Une personne de l’ambassade, Viktor Budyak, a reçu son accréditation début 2020 pour servir en tant qu’attaché militaire adjoint. Il avait déjà servi comme officier supérieur de l’unité 29155 et a probablement participé au soutien des activités de l’unité en République tchèque et ailleurs en Europe de l’Est ces dernières années, selon un responsable de la sécurité européenne qui a suivi la carrière de M. Budyak.

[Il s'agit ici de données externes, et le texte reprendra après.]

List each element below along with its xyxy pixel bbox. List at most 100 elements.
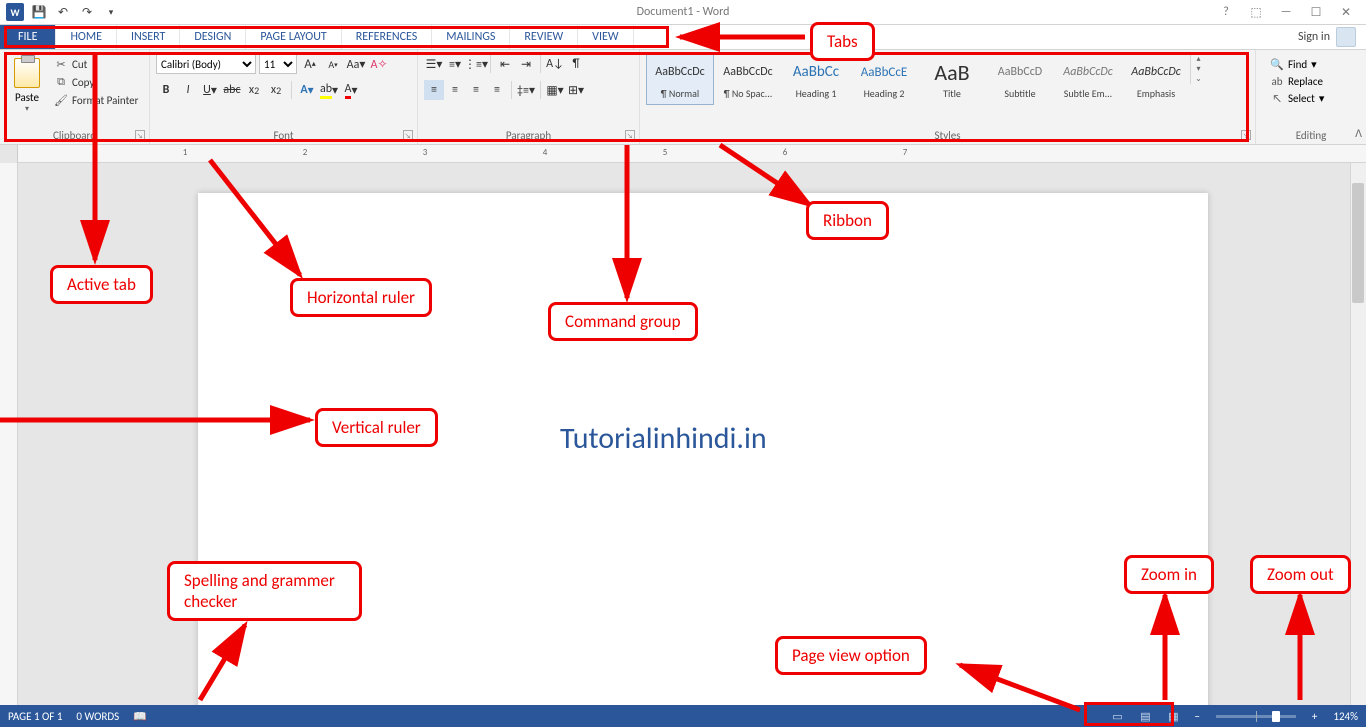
- word-count[interactable]: 0 WORDS: [76, 710, 119, 723]
- window-controls: ? ⬚ — ☐ ✕: [1214, 2, 1366, 22]
- replace-button[interactable]: abReplace: [1270, 74, 1352, 88]
- collapse-ribbon-icon[interactable]: ᐱ: [1355, 127, 1362, 140]
- group-font: Calibri (Body) 11 A▴ A▾ Aa▾ A✧ B I U▾ ab…: [150, 50, 418, 144]
- select-button[interactable]: ↖Select ▾: [1270, 91, 1352, 105]
- select-icon: ↖: [1270, 91, 1284, 105]
- paragraph-launcher[interactable]: ↘: [625, 130, 635, 140]
- font-size-combo[interactable]: 11: [259, 54, 297, 74]
- tab-view[interactable]: VIEW: [578, 25, 633, 49]
- replace-icon: ab: [1270, 74, 1284, 88]
- bold-button[interactable]: B: [156, 80, 176, 100]
- callout-spell: Spelling and grammer checker: [167, 561, 362, 621]
- maximize-icon[interactable]: ☐: [1304, 2, 1328, 22]
- tab-page-layout[interactable]: PAGE LAYOUT: [246, 25, 341, 49]
- zoom-in-button[interactable]: +: [1308, 710, 1321, 723]
- style--no-spac-[interactable]: AaBbCcDc¶ No Spac...: [714, 54, 782, 105]
- read-mode-icon[interactable]: ▭: [1106, 707, 1128, 725]
- document-title: Document1 - Word: [637, 5, 730, 19]
- undo-icon[interactable]: ↶: [52, 1, 74, 23]
- close-icon[interactable]: ✕: [1334, 2, 1358, 22]
- zoom-out-button[interactable]: −: [1190, 710, 1203, 723]
- find-button[interactable]: 🔍Find ▾: [1270, 57, 1352, 71]
- save-icon[interactable]: 💾: [28, 1, 50, 23]
- cut-button[interactable]: ✂Cut: [54, 57, 138, 71]
- sort-button[interactable]: A↓: [545, 54, 565, 74]
- line-spacing-button[interactable]: ‡≡▾: [516, 80, 536, 100]
- vertical-ruler[interactable]: [0, 163, 18, 708]
- redo-icon[interactable]: ↷: [76, 1, 98, 23]
- bullets-button[interactable]: ☰▾: [424, 54, 444, 74]
- quick-access-toolbar: W 💾 ↶ ↷ ▾: [0, 1, 122, 23]
- strike-button[interactable]: abc: [222, 80, 242, 100]
- style-heading-1[interactable]: AaBbCcHeading 1: [782, 54, 850, 105]
- font-name-combo[interactable]: Calibri (Body): [156, 54, 256, 74]
- print-layout-icon[interactable]: ▤: [1134, 707, 1156, 725]
- ribbon-display-icon[interactable]: ⬚: [1244, 2, 1268, 22]
- paste-icon: [14, 58, 40, 88]
- text-effects-button[interactable]: A▾: [297, 80, 317, 100]
- multilevel-button[interactable]: ⋮≡▾: [466, 54, 486, 74]
- sign-in[interactable]: Sign in: [1298, 25, 1366, 49]
- style-subtitle[interactable]: AaBbCcDSubtitle: [986, 54, 1054, 105]
- format-painter-button[interactable]: 🖌Format Painter: [54, 93, 138, 107]
- tab-design[interactable]: DESIGN: [180, 25, 246, 49]
- shading-button[interactable]: ▦▾: [545, 80, 565, 100]
- highlight-button[interactable]: ab▾: [319, 80, 339, 100]
- borders-button[interactable]: ⊞▾: [566, 80, 586, 100]
- tab-insert[interactable]: INSERT: [117, 25, 180, 49]
- font-color-button[interactable]: A▾: [341, 80, 361, 100]
- tab-review[interactable]: REVIEW: [510, 25, 578, 49]
- style-subtle-em-[interactable]: AaBbCcDcSubtle Em...: [1054, 54, 1122, 105]
- align-right-button[interactable]: ≡: [466, 80, 486, 100]
- superscript-button[interactable]: x2: [266, 80, 286, 100]
- style-emphasis[interactable]: AaBbCcDcEmphasis: [1122, 54, 1190, 105]
- tab-mailings[interactable]: MAILINGS: [432, 25, 510, 49]
- word-app-icon[interactable]: W: [4, 1, 26, 23]
- brush-icon: 🖌: [54, 93, 68, 107]
- clear-format-button[interactable]: A✧: [369, 54, 389, 74]
- horizontal-ruler[interactable]: 1234567: [0, 145, 1366, 163]
- callout-zoom-out: Zoom out: [1250, 555, 1351, 594]
- decrease-indent-button[interactable]: ⇤: [495, 54, 515, 74]
- underline-button[interactable]: U▾: [200, 80, 220, 100]
- paste-button[interactable]: Paste ▾: [6, 54, 48, 114]
- ribbon: Paste ▾ ✂Cut ⧉Copy 🖌Format Painter Clipb…: [0, 50, 1366, 145]
- web-layout-icon[interactable]: ▦: [1162, 707, 1184, 725]
- qat-customize-icon[interactable]: ▾: [100, 1, 122, 23]
- justify-button[interactable]: ≡: [487, 80, 507, 100]
- italic-button[interactable]: I: [178, 80, 198, 100]
- copy-button[interactable]: ⧉Copy: [54, 75, 138, 89]
- group-paragraph: ☰▾ ≡▾ ⋮≡▾ ⇤ ⇥ A↓ ¶ ≡ ≡ ≡ ≡ ‡≡▾ ▦▾ ⊞▾: [418, 50, 640, 144]
- align-center-button[interactable]: ≡: [445, 80, 465, 100]
- page-count[interactable]: PAGE 1 OF 1: [8, 710, 62, 723]
- styles-gallery[interactable]: AaBbCcDc¶ NormalAaBbCcDc¶ No Spac...AaBb…: [646, 54, 1190, 105]
- numbering-button[interactable]: ≡▾: [445, 54, 465, 74]
- change-case-button[interactable]: Aa▾: [346, 54, 366, 74]
- align-left-button[interactable]: ≡: [424, 80, 444, 100]
- styles-expand[interactable]: ▴▾⌄: [1190, 54, 1206, 84]
- clipboard-launcher[interactable]: ↘: [135, 130, 145, 140]
- vertical-scrollbar[interactable]: [1350, 163, 1366, 708]
- zoom-slider[interactable]: [1216, 715, 1296, 718]
- grow-font-button[interactable]: A▴: [300, 54, 320, 74]
- tab-file[interactable]: FILE: [0, 25, 56, 49]
- minimize-icon[interactable]: —: [1274, 2, 1298, 22]
- spell-check-icon[interactable]: 📖: [133, 710, 147, 723]
- subscript-button[interactable]: x2: [244, 80, 264, 100]
- tab-references[interactable]: REFERENCES: [342, 25, 433, 49]
- scissors-icon: ✂: [54, 57, 68, 71]
- zoom-level[interactable]: 124%: [1333, 710, 1358, 723]
- style-heading-2[interactable]: AaBbCcEHeading 2: [850, 54, 918, 105]
- style-title[interactable]: AaBTitle: [918, 54, 986, 105]
- show-marks-button[interactable]: ¶: [566, 54, 586, 74]
- shrink-font-button[interactable]: A▾: [323, 54, 343, 74]
- style--normal[interactable]: AaBbCcDc¶ Normal: [646, 54, 714, 105]
- callout-active-tab: Active tab: [50, 265, 153, 304]
- callout-page-view: Page view option: [775, 636, 927, 675]
- styles-launcher[interactable]: ↘: [1241, 130, 1251, 140]
- increase-indent-button[interactable]: ⇥: [516, 54, 536, 74]
- font-launcher[interactable]: ↘: [403, 130, 413, 140]
- tab-home[interactable]: HOME: [56, 25, 117, 49]
- sign-in-label: Sign in: [1298, 30, 1330, 44]
- help-icon[interactable]: ?: [1214, 2, 1238, 22]
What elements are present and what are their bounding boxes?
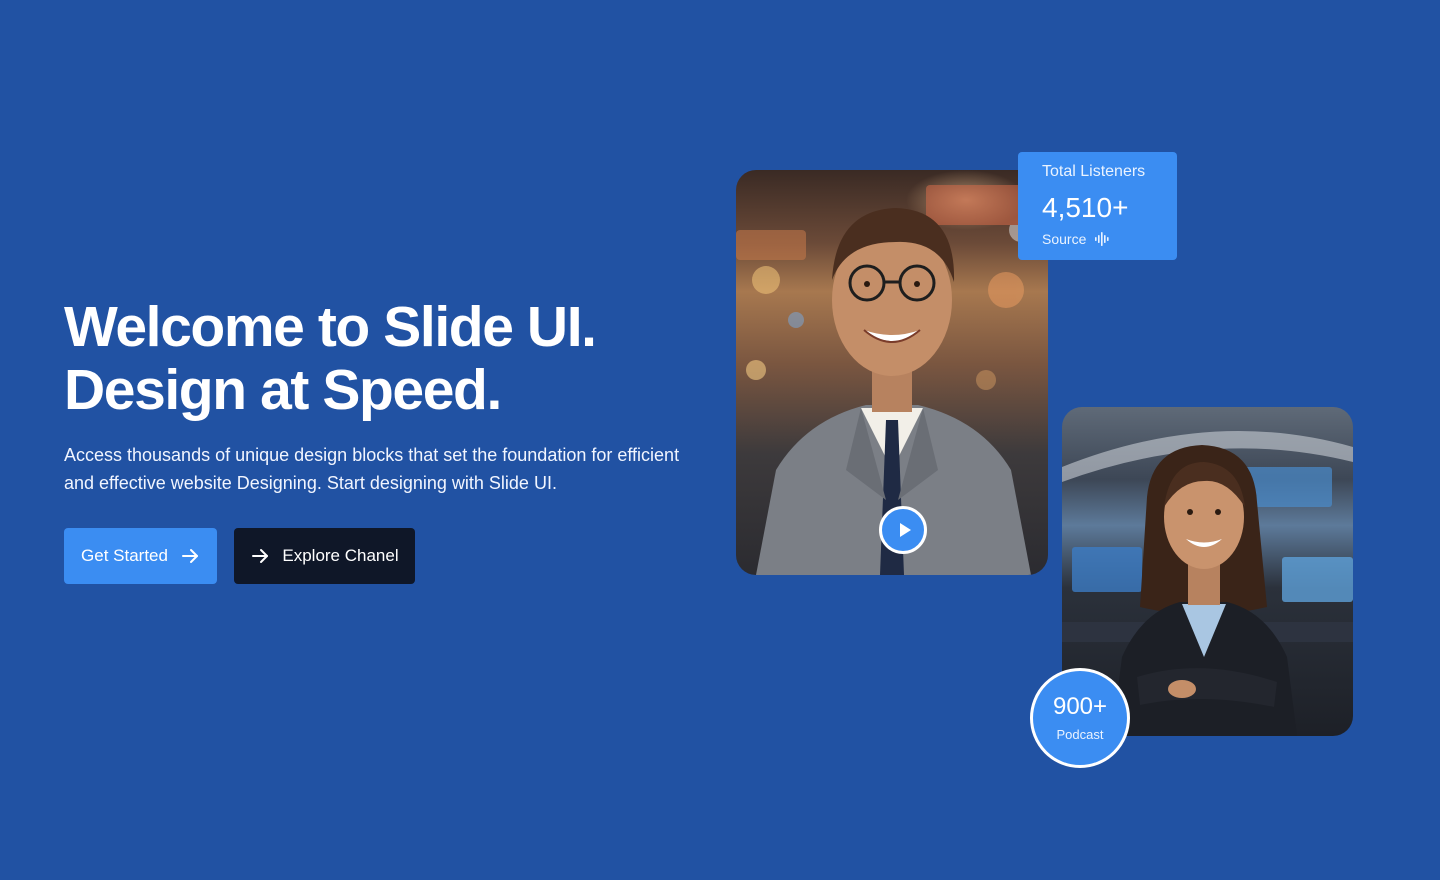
podcast-count-badge: 900+ Podcast <box>1030 668 1130 768</box>
total-listeners-card: Total Listeners 4,510+ Source <box>1018 152 1177 260</box>
audio-waveform-icon <box>1095 232 1109 246</box>
get-started-label: Get Started <box>81 546 168 565</box>
get-started-button[interactable]: Get Started <box>64 528 217 584</box>
hero-title: Welcome to Slide UI. Design at Speed. <box>64 296 704 422</box>
play-icon <box>899 523 911 537</box>
hero-section: Welcome to Slide UI. Design at Speed. Ac… <box>0 0 1440 880</box>
source-row[interactable]: Source <box>1042 231 1177 247</box>
arrow-right-icon <box>252 549 269 563</box>
source-label: Source <box>1042 231 1087 247</box>
hero-title-line-2: Design at Speed. <box>64 358 502 422</box>
explore-channel-label: Explore Chanel <box>282 546 399 565</box>
arrow-right-icon <box>181 549 198 563</box>
hero-description: Access thousands of unique design blocks… <box>64 445 680 493</box>
explore-channel-button[interactable]: Explore Chanel <box>234 528 415 584</box>
total-listeners-value: 4,510+ <box>1042 192 1129 223</box>
total-listeners-label: Total Listeners <box>1042 163 1146 180</box>
podcast-count-label: Podcast <box>1056 727 1104 742</box>
podcast-count-value: 900+ <box>1052 693 1108 720</box>
hero-title-line-1: Welcome to Slide UI. <box>64 295 597 359</box>
play-button[interactable] <box>879 506 927 554</box>
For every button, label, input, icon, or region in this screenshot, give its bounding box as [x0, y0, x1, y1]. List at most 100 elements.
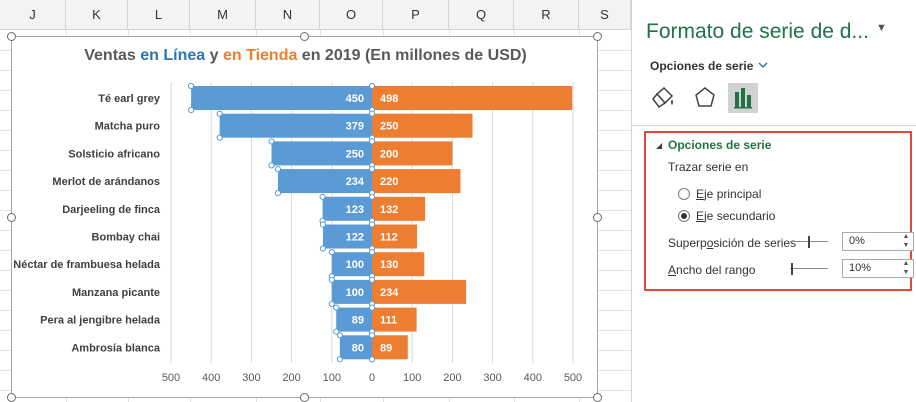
series-overlap-slider[interactable]: [790, 236, 828, 248]
selection-handle[interactable]: [268, 162, 275, 169]
x-tick-label: 200: [443, 372, 461, 384]
resize-handle-bottom-left[interactable]: [7, 393, 16, 402]
selection-handle[interactable]: [274, 166, 282, 173]
selection-handle[interactable]: [328, 300, 335, 307]
chevron-down-icon[interactable]: [756, 58, 770, 72]
data-label-store: 111: [380, 315, 397, 327]
selection-handle[interactable]: [188, 106, 195, 114]
data-label-online: 122: [346, 232, 364, 244]
gap-width-value[interactable]: 10%: [849, 262, 871, 274]
primary-axis-radio[interactable]: [678, 188, 690, 200]
data-label-online: 100: [346, 259, 364, 271]
spin-up-icon[interactable]: ▲: [902, 260, 910, 268]
divider: [632, 125, 916, 126]
selection-handle[interactable]: [368, 110, 376, 117]
selection-handle[interactable]: [336, 356, 343, 363]
selection-handle[interactable]: [368, 193, 376, 200]
primary-axis-label[interactable]: Eje principal: [696, 187, 761, 201]
column-header-r[interactable]: R: [514, 0, 579, 30]
column-header-j[interactable]: J: [0, 0, 66, 30]
x-tick-label: 200: [282, 372, 300, 384]
pane-options-dropdown-icon[interactable]: ▼: [876, 22, 887, 34]
plot-area[interactable]: Té earl grey 450 498 Matcha puro 379 250 Solst…: [12, 37, 599, 399]
column-header-l[interactable]: L: [128, 0, 190, 30]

Il y a des indications que la mission était une priorité absolue pour le Kremlin. À l’aide des dossiers de voyage, l’organisation d’enquête Bellingcat déterminé que le major général Andrei V.Averyanov, commandant de l’unité 29155, s’est rendu sous couvert à Vienne quelques jours avant les explosions et a peut-être conduit en République tchèque jusqu’à la ville d’Ostrava où, selon les autorités tchèques, les hommes utilisant les noms de Petrov et Boshirov est resté pendant l’opération.

Le fait que des espions russes mènent des opérations de sabotage de type militaire en dehors de la guerre en a ébranlé beaucoup en Europe.

« Je pense que pour l’opinion publique, non seulement en République tchèque, mais pour d’autres dans l’Union européenne, c’est choquant », a déclaré David Stulik, analyste principal au Centre européen des valeurs pour la politique de sécurité basé à Prague. «Cela met en lumière la manière dont la Russie traite nos pays.»

Boryana Dzhambazova contribué au reportage de Sofia, Bulgarie, et Hana de Goeij de Prague.